Yes parents. It’s your fault that as a collective bunch, you have raised these bratty children that are causing classroom havoc by putting gum on the window sill and leaving papers on the floor! These 6th grade hellions have no place in society and certainly not in Ms. Marburger’s well managed and well maintained classroom where critical thinking skills and massive learning is happening! Wait! What? Oh this school is a low performing school where kids are NOT learning how to read, write and do math? Well dang! I guess that also must be the parents fault.
I mean, come on! How ridiculous is the argument that 6th grade kids terrorize a classroom because their parents are jerks?
As a former 6th grade teacher, I am very familiar with exactly what teachers face in the classroom. Let me just say that without a doubt and without question, it is absolutely NOT the parents responsibility or fault that your classroom ends up looking like this. Look, in life and especially in teaching, you teach people how to treat you!
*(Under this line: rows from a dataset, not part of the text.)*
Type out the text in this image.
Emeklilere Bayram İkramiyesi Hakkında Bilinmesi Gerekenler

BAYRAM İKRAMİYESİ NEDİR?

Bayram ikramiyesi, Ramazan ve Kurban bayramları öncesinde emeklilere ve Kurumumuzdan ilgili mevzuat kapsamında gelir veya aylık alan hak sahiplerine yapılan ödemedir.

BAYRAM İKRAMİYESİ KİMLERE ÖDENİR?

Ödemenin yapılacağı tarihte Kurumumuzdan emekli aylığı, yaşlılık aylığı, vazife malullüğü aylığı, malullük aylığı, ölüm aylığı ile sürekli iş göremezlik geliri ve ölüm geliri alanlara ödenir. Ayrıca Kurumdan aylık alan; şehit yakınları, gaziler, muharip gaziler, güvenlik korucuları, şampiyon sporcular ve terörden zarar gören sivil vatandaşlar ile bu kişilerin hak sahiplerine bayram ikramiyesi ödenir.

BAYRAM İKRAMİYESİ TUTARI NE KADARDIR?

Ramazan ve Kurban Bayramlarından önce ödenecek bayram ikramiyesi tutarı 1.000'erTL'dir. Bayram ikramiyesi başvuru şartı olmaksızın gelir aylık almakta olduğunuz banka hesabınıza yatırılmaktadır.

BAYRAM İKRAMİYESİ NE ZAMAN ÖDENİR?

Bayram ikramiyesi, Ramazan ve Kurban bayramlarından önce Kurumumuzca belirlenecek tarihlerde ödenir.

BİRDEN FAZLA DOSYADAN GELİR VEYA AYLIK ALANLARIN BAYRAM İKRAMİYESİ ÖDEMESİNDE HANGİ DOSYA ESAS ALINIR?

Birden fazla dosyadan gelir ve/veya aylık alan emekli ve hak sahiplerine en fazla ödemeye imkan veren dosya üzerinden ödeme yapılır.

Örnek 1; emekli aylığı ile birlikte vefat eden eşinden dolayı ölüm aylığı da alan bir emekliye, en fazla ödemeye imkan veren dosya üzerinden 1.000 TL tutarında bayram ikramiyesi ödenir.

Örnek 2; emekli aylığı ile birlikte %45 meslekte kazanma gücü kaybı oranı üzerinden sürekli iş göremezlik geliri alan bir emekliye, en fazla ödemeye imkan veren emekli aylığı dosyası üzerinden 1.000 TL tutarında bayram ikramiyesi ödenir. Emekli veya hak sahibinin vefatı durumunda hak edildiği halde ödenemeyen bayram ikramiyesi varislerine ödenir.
What I know about preteens and teens from being a parent and from being a teacher is that kids crave structure and discipline. I can remember being the only teacher at my school that invested a good two weeks into classroom expectations, rules, and responsibilities. Every detail that I could imagine about how we would function as a learning team was laid out and practiced. I had to do this to get my expectations across. How could I expect behaviors that my students had no idea were expected or that were never learned? I had to teach my students how to treat me, their classroom and their fellows. This is something that many teachers do not invest time in. Instead, they blame everyone when their classroom is in disarray and it interferes with the learning process. Thus, poor performing kids…it is a vicious cycle. Totally controllable by the teacher! (All hail to Harry Wong!)
When teachers like Julie Marburger and others like her blame parents, who are forced to send their children to school, remember that you chose to become a teacher and that you have the power to teach and correct bad behavior.